A committee of British lawmakers on Wednesday said that their voter registration website could have been hacked by “foreign governments” ahead of the Brexit referendum, Reuters reported. The website had crashed on June 7, 2016, just before the deadline for people to register their vote. At that time, the government had said the website crashed because more than 500,000 people were trying to register on the final day.

The Parliament’s Public Administration and Constitutional Affairs Committee said there was no evidence to prove the allegations, but “there were indications that there was a distributed denial of service (DDoS) attack by hackers using botnets”, reported BBC. The DDoS attack slows down the system and forces it to crash or shut down. However, the committee said the alleged foreign interference may not have had any effect on the final outcome.

“The implications of this different understanding of cyber-attack, as purely technical or as reaching beyond the digital to influence public opinion, for the interference in elections and referendums are clear,” the report said.

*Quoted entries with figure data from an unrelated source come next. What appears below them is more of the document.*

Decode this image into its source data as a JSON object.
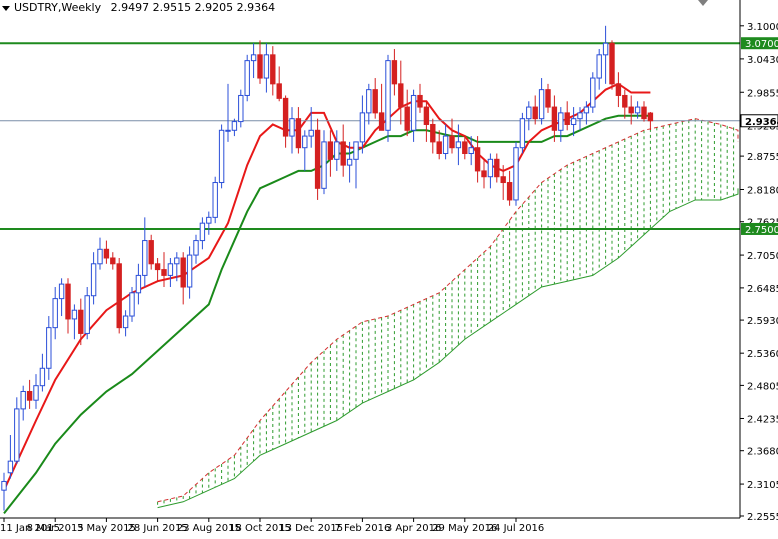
{
  "header": {
    "symbol_label": "USDTRY,Weekly",
    "ohlc": [
      "2.9497",
      "2.9515",
      "2.9205",
      "2.9364"
    ]
  },
  "chart_data": {
    "type": "candlestick",
    "symbol": "USDTRY",
    "timeframe": "Weekly",
    "title": "USDTRY,Weekly  2.9497 2.9515 2.9205 2.9364",
    "ylim": [
      2.2555,
      3.11
    ],
    "y_ticks": [
      "3.1000",
      "3.0430",
      "2.9855",
      "2.9285",
      "2.8755",
      "2.8180",
      "2.7625",
      "2.7050",
      "2.6485",
      "2.5930",
      "2.5360",
      "2.4805",
      "2.4235",
      "2.3680",
      "2.3105",
      "2.2555"
    ],
    "x_ticks": [
      "11 Jan 2015",
      "8 Mar 2015",
      "3 May 2015",
      "28 Jun 2015",
      "23 Aug 2015",
      "18 Oct 2015",
      "13 Dec 2015",
      "7 Feb 2016",
      "3 Apr 2016",
      "29 May 2016",
      "24 Jul 2016"
    ],
    "x_tick_bars": [
      0,
      8,
      16,
      24,
      32,
      40,
      48,
      56,
      64,
      72,
      80
    ],
    "colors": {
      "up": "#2b4fd8",
      "down": "#d42020",
      "tenkan": "#e81818",
      "kijun": "#1a8a1a",
      "cloud_bull": "#2e9b2e",
      "cloud_bear": "#d43030",
      "level": "#1e8a1e"
    },
    "levels": [
      {
        "value": 3.07,
        "label": "3.0700"
      },
      {
        "value": 2.75,
        "label": "2.7500"
      }
    ],
    "current": {
      "value": 2.9364,
      "label": "2.9364"
    },
    "candles": [
      {
        "o": 2.3,
        "h": 2.33,
        "l": 2.265,
        "c": 2.315
      },
      {
        "o": 2.33,
        "h": 2.395,
        "l": 2.32,
        "c": 2.35
      },
      {
        "o": 2.35,
        "h": 2.46,
        "l": 2.345,
        "c": 2.44
      },
      {
        "o": 2.44,
        "h": 2.48,
        "l": 2.42,
        "c": 2.47
      },
      {
        "o": 2.47,
        "h": 2.49,
        "l": 2.44,
        "c": 2.455
      },
      {
        "o": 2.455,
        "h": 2.5,
        "l": 2.44,
        "c": 2.48
      },
      {
        "o": 2.48,
        "h": 2.535,
        "l": 2.47,
        "c": 2.51
      },
      {
        "o": 2.51,
        "h": 2.6,
        "l": 2.49,
        "c": 2.58
      },
      {
        "o": 2.58,
        "h": 2.65,
        "l": 2.56,
        "c": 2.63
      },
      {
        "o": 2.63,
        "h": 2.665,
        "l": 2.6,
        "c": 2.655
      },
      {
        "o": 2.655,
        "h": 2.665,
        "l": 2.57,
        "c": 2.595
      },
      {
        "o": 2.595,
        "h": 2.62,
        "l": 2.56,
        "c": 2.61
      },
      {
        "o": 2.61,
        "h": 2.63,
        "l": 2.55,
        "c": 2.57
      },
      {
        "o": 2.57,
        "h": 2.65,
        "l": 2.56,
        "c": 2.635
      },
      {
        "o": 2.635,
        "h": 2.71,
        "l": 2.62,
        "c": 2.69
      },
      {
        "o": 2.69,
        "h": 2.735,
        "l": 2.68,
        "c": 2.715
      },
      {
        "o": 2.715,
        "h": 2.73,
        "l": 2.69,
        "c": 2.7
      },
      {
        "o": 2.7,
        "h": 2.71,
        "l": 2.68,
        "c": 2.69
      },
      {
        "o": 2.69,
        "h": 2.7,
        "l": 2.57,
        "c": 2.58
      },
      {
        "o": 2.58,
        "h": 2.61,
        "l": 2.565,
        "c": 2.6
      },
      {
        "o": 2.6,
        "h": 2.65,
        "l": 2.59,
        "c": 2.64
      },
      {
        "o": 2.64,
        "h": 2.69,
        "l": 2.62,
        "c": 2.67
      },
      {
        "o": 2.67,
        "h": 2.77,
        "l": 2.65,
        "c": 2.73
      },
      {
        "o": 2.73,
        "h": 2.74,
        "l": 2.68,
        "c": 2.69
      },
      {
        "o": 2.69,
        "h": 2.7,
        "l": 2.66,
        "c": 2.68
      },
      {
        "o": 2.68,
        "h": 2.71,
        "l": 2.65,
        "c": 2.67
      },
      {
        "o": 2.67,
        "h": 2.7,
        "l": 2.65,
        "c": 2.69
      },
      {
        "o": 2.69,
        "h": 2.71,
        "l": 2.66,
        "c": 2.7
      },
      {
        "o": 2.7,
        "h": 2.71,
        "l": 2.62,
        "c": 2.65
      },
      {
        "o": 2.65,
        "h": 2.72,
        "l": 2.63,
        "c": 2.705
      },
      {
        "o": 2.705,
        "h": 2.74,
        "l": 2.69,
        "c": 2.73
      },
      {
        "o": 2.73,
        "h": 2.77,
        "l": 2.715,
        "c": 2.76
      },
      {
        "o": 2.76,
        "h": 2.78,
        "l": 2.74,
        "c": 2.77
      },
      {
        "o": 2.77,
        "h": 2.84,
        "l": 2.76,
        "c": 2.83
      },
      {
        "o": 2.83,
        "h": 2.93,
        "l": 2.82,
        "c": 2.92
      },
      {
        "o": 2.92,
        "h": 3.0,
        "l": 2.9,
        "c": 2.92
      },
      {
        "o": 2.92,
        "h": 2.94,
        "l": 2.91,
        "c": 2.935
      },
      {
        "o": 2.935,
        "h": 2.99,
        "l": 2.925,
        "c": 2.98
      },
      {
        "o": 2.98,
        "h": 3.05,
        "l": 2.97,
        "c": 3.04
      },
      {
        "o": 3.04,
        "h": 3.07,
        "l": 3.01,
        "c": 3.05
      },
      {
        "o": 3.05,
        "h": 3.075,
        "l": 3.0,
        "c": 3.01
      },
      {
        "o": 3.01,
        "h": 3.07,
        "l": 2.985,
        "c": 3.05
      },
      {
        "o": 3.05,
        "h": 3.065,
        "l": 2.98,
        "c": 3.0
      },
      {
        "o": 3.0,
        "h": 3.03,
        "l": 2.97,
        "c": 2.975
      },
      {
        "o": 2.975,
        "h": 2.98,
        "l": 2.89,
        "c": 2.91
      },
      {
        "o": 2.91,
        "h": 2.96,
        "l": 2.88,
        "c": 2.94
      },
      {
        "o": 2.94,
        "h": 2.96,
        "l": 2.88,
        "c": 2.89
      },
      {
        "o": 2.89,
        "h": 2.92,
        "l": 2.85,
        "c": 2.91
      },
      {
        "o": 2.91,
        "h": 2.96,
        "l": 2.89,
        "c": 2.92
      },
      {
        "o": 2.92,
        "h": 2.94,
        "l": 2.8,
        "c": 2.82
      },
      {
        "o": 2.82,
        "h": 2.92,
        "l": 2.81,
        "c": 2.9
      },
      {
        "o": 2.9,
        "h": 2.92,
        "l": 2.84,
        "c": 2.87
      },
      {
        "o": 2.87,
        "h": 2.92,
        "l": 2.85,
        "c": 2.9
      },
      {
        "o": 2.9,
        "h": 2.93,
        "l": 2.84,
        "c": 2.86
      },
      {
        "o": 2.86,
        "h": 2.9,
        "l": 2.83,
        "c": 2.87
      },
      {
        "o": 2.87,
        "h": 2.9,
        "l": 2.82,
        "c": 2.9
      },
      {
        "o": 2.9,
        "h": 2.98,
        "l": 2.88,
        "c": 2.95
      },
      {
        "o": 2.95,
        "h": 3.0,
        "l": 2.93,
        "c": 2.99
      },
      {
        "o": 2.99,
        "h": 3.01,
        "l": 2.94,
        "c": 2.95
      },
      {
        "o": 2.95,
        "h": 3.0,
        "l": 2.92,
        "c": 2.92
      },
      {
        "o": 2.92,
        "h": 3.05,
        "l": 2.9,
        "c": 3.04
      },
      {
        "o": 3.04,
        "h": 3.06,
        "l": 2.98,
        "c": 3.0
      },
      {
        "o": 3.0,
        "h": 3.04,
        "l": 2.93,
        "c": 2.96
      },
      {
        "o": 2.96,
        "h": 2.99,
        "l": 2.91,
        "c": 2.92
      },
      {
        "o": 2.92,
        "h": 2.99,
        "l": 2.9,
        "c": 2.98
      },
      {
        "o": 2.98,
        "h": 3.0,
        "l": 2.95,
        "c": 2.96
      },
      {
        "o": 2.96,
        "h": 2.97,
        "l": 2.9,
        "c": 2.93
      },
      {
        "o": 2.93,
        "h": 2.94,
        "l": 2.88,
        "c": 2.9
      },
      {
        "o": 2.9,
        "h": 2.92,
        "l": 2.87,
        "c": 2.88
      },
      {
        "o": 2.88,
        "h": 2.93,
        "l": 2.87,
        "c": 2.91
      },
      {
        "o": 2.91,
        "h": 2.94,
        "l": 2.88,
        "c": 2.89
      },
      {
        "o": 2.89,
        "h": 2.93,
        "l": 2.86,
        "c": 2.9
      },
      {
        "o": 2.9,
        "h": 2.91,
        "l": 2.87,
        "c": 2.88
      },
      {
        "o": 2.88,
        "h": 2.91,
        "l": 2.86,
        "c": 2.89
      },
      {
        "o": 2.89,
        "h": 2.91,
        "l": 2.83,
        "c": 2.85
      },
      {
        "o": 2.85,
        "h": 2.87,
        "l": 2.82,
        "c": 2.84
      },
      {
        "o": 2.84,
        "h": 2.88,
        "l": 2.82,
        "c": 2.87
      },
      {
        "o": 2.87,
        "h": 2.88,
        "l": 2.83,
        "c": 2.84
      },
      {
        "o": 2.84,
        "h": 2.86,
        "l": 2.8,
        "c": 2.83
      },
      {
        "o": 2.83,
        "h": 2.85,
        "l": 2.79,
        "c": 2.8
      },
      {
        "o": 2.8,
        "h": 2.9,
        "l": 2.79,
        "c": 2.89
      },
      {
        "o": 2.89,
        "h": 2.95,
        "l": 2.88,
        "c": 2.94
      },
      {
        "o": 2.94,
        "h": 2.97,
        "l": 2.92,
        "c": 2.96
      },
      {
        "o": 2.96,
        "h": 2.98,
        "l": 2.93,
        "c": 2.94
      },
      {
        "o": 2.94,
        "h": 3.01,
        "l": 2.93,
        "c": 2.99
      },
      {
        "o": 2.99,
        "h": 3.0,
        "l": 2.95,
        "c": 2.96
      },
      {
        "o": 2.96,
        "h": 2.98,
        "l": 2.9,
        "c": 2.92
      },
      {
        "o": 2.92,
        "h": 2.96,
        "l": 2.9,
        "c": 2.95
      },
      {
        "o": 2.95,
        "h": 2.97,
        "l": 2.92,
        "c": 2.93
      },
      {
        "o": 2.93,
        "h": 2.96,
        "l": 2.91,
        "c": 2.94
      },
      {
        "o": 2.94,
        "h": 2.96,
        "l": 2.92,
        "c": 2.95
      },
      {
        "o": 2.95,
        "h": 2.97,
        "l": 2.93,
        "c": 2.96
      },
      {
        "o": 2.96,
        "h": 3.02,
        "l": 2.95,
        "c": 3.01
      },
      {
        "o": 3.01,
        "h": 3.06,
        "l": 2.99,
        "c": 3.05
      },
      {
        "o": 3.05,
        "h": 3.1,
        "l": 3.0,
        "c": 3.07
      },
      {
        "o": 3.07,
        "h": 3.075,
        "l": 2.99,
        "c": 3.0
      },
      {
        "o": 3.0,
        "h": 3.02,
        "l": 2.96,
        "c": 2.98
      },
      {
        "o": 2.98,
        "h": 2.99,
        "l": 2.94,
        "c": 2.96
      },
      {
        "o": 2.96,
        "h": 2.98,
        "l": 2.93,
        "c": 2.95
      },
      {
        "o": 2.95,
        "h": 2.97,
        "l": 2.94,
        "c": 2.96
      },
      {
        "o": 2.96,
        "h": 2.97,
        "l": 2.935,
        "c": 2.94
      },
      {
        "o": 2.9497,
        "h": 2.9515,
        "l": 2.9205,
        "c": 2.9364
      }
    ],
    "tenkan": [
      [
        0,
        2.3
      ],
      [
        5,
        2.42
      ],
      [
        8,
        2.49
      ],
      [
        12,
        2.56
      ],
      [
        16,
        2.61
      ],
      [
        20,
        2.64
      ],
      [
        24,
        2.66
      ],
      [
        28,
        2.67
      ],
      [
        32,
        2.7
      ],
      [
        35,
        2.76
      ],
      [
        38,
        2.86
      ],
      [
        40,
        2.91
      ],
      [
        42,
        2.93
      ],
      [
        44,
        2.92
      ],
      [
        46,
        2.92
      ],
      [
        48,
        2.95
      ],
      [
        50,
        2.95
      ],
      [
        52,
        2.9
      ],
      [
        54,
        2.89
      ],
      [
        56,
        2.89
      ],
      [
        58,
        2.92
      ],
      [
        60,
        2.94
      ],
      [
        62,
        2.96
      ],
      [
        64,
        2.97
      ],
      [
        66,
        2.97
      ],
      [
        68,
        2.94
      ],
      [
        70,
        2.92
      ],
      [
        72,
        2.91
      ],
      [
        74,
        2.88
      ],
      [
        76,
        2.86
      ],
      [
        78,
        2.85
      ],
      [
        80,
        2.86
      ],
      [
        82,
        2.9
      ],
      [
        84,
        2.92
      ],
      [
        86,
        2.93
      ],
      [
        88,
        2.94
      ],
      [
        90,
        2.95
      ],
      [
        92,
        2.97
      ],
      [
        94,
        2.99
      ],
      [
        96,
        3.0
      ],
      [
        98,
        2.985
      ],
      [
        101,
        2.985
      ]
    ],
    "kijun": [
      [
        0,
        2.26
      ],
      [
        5,
        2.33
      ],
      [
        8,
        2.38
      ],
      [
        12,
        2.43
      ],
      [
        16,
        2.47
      ],
      [
        20,
        2.5
      ],
      [
        24,
        2.54
      ],
      [
        28,
        2.58
      ],
      [
        32,
        2.62
      ],
      [
        34,
        2.68
      ],
      [
        36,
        2.73
      ],
      [
        38,
        2.78
      ],
      [
        40,
        2.82
      ],
      [
        42,
        2.83
      ],
      [
        44,
        2.84
      ],
      [
        46,
        2.85
      ],
      [
        48,
        2.85
      ],
      [
        50,
        2.86
      ],
      [
        52,
        2.88
      ],
      [
        54,
        2.88
      ],
      [
        56,
        2.89
      ],
      [
        58,
        2.9
      ],
      [
        60,
        2.91
      ],
      [
        62,
        2.91
      ],
      [
        64,
        2.92
      ],
      [
        66,
        2.92
      ],
      [
        68,
        2.915
      ],
      [
        70,
        2.91
      ],
      [
        72,
        2.91
      ],
      [
        74,
        2.9
      ],
      [
        76,
        2.9
      ],
      [
        78,
        2.9
      ],
      [
        80,
        2.9
      ],
      [
        82,
        2.9
      ],
      [
        84,
        2.9
      ],
      [
        86,
        2.91
      ],
      [
        88,
        2.91
      ],
      [
        90,
        2.92
      ],
      [
        92,
        2.93
      ],
      [
        94,
        2.94
      ],
      [
        96,
        2.945
      ],
      [
        98,
        2.945
      ],
      [
        101,
        2.945
      ]
    ],
    "cloud": [
      [
        24,
        2.28,
        2.27
      ],
      [
        28,
        2.29,
        2.28
      ],
      [
        32,
        2.33,
        2.3
      ],
      [
        36,
        2.36,
        2.32
      ],
      [
        40,
        2.42,
        2.36
      ],
      [
        44,
        2.47,
        2.38
      ],
      [
        48,
        2.52,
        2.4
      ],
      [
        52,
        2.56,
        2.42
      ],
      [
        56,
        2.59,
        2.45
      ],
      [
        60,
        2.6,
        2.47
      ],
      [
        64,
        2.62,
        2.49
      ],
      [
        68,
        2.64,
        2.52
      ],
      [
        72,
        2.68,
        2.56
      ],
      [
        76,
        2.72,
        2.59
      ],
      [
        80,
        2.78,
        2.62
      ],
      [
        84,
        2.83,
        2.65
      ],
      [
        88,
        2.86,
        2.66
      ],
      [
        92,
        2.88,
        2.67
      ],
      [
        96,
        2.9,
        2.7
      ],
      [
        100,
        2.92,
        2.74
      ],
      [
        104,
        2.93,
        2.78
      ],
      [
        108,
        2.94,
        2.8
      ],
      [
        112,
        2.93,
        2.8
      ],
      [
        116,
        2.92,
        2.81
      ],
      [
        120,
        2.91,
        2.81
      ],
      [
        126,
        2.9,
        2.82
      ]
    ]
  }
}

The report also criticised then Prime Minister David Cameron for calling the referendum in the first place. “There was no proper planning for a Leave vote so the EU referendum opened up much new controversy and left the prime minister’s credibility destroyed,” the report said according to Reuters.

Cameron who had backed staying in the European Union had resigned from the post of the prime minister after the results of the referendum were out.

The report asked for the civil service code to be amended to ensure officials are “impartial” during referendum campaigns, The Telegraph reported. “The use of the machinery of Government during the referendum contributed to a perception that the civil service were, in some way, biased. That any such perception exists was deeply regrettable and entirely avoidable,” the report added.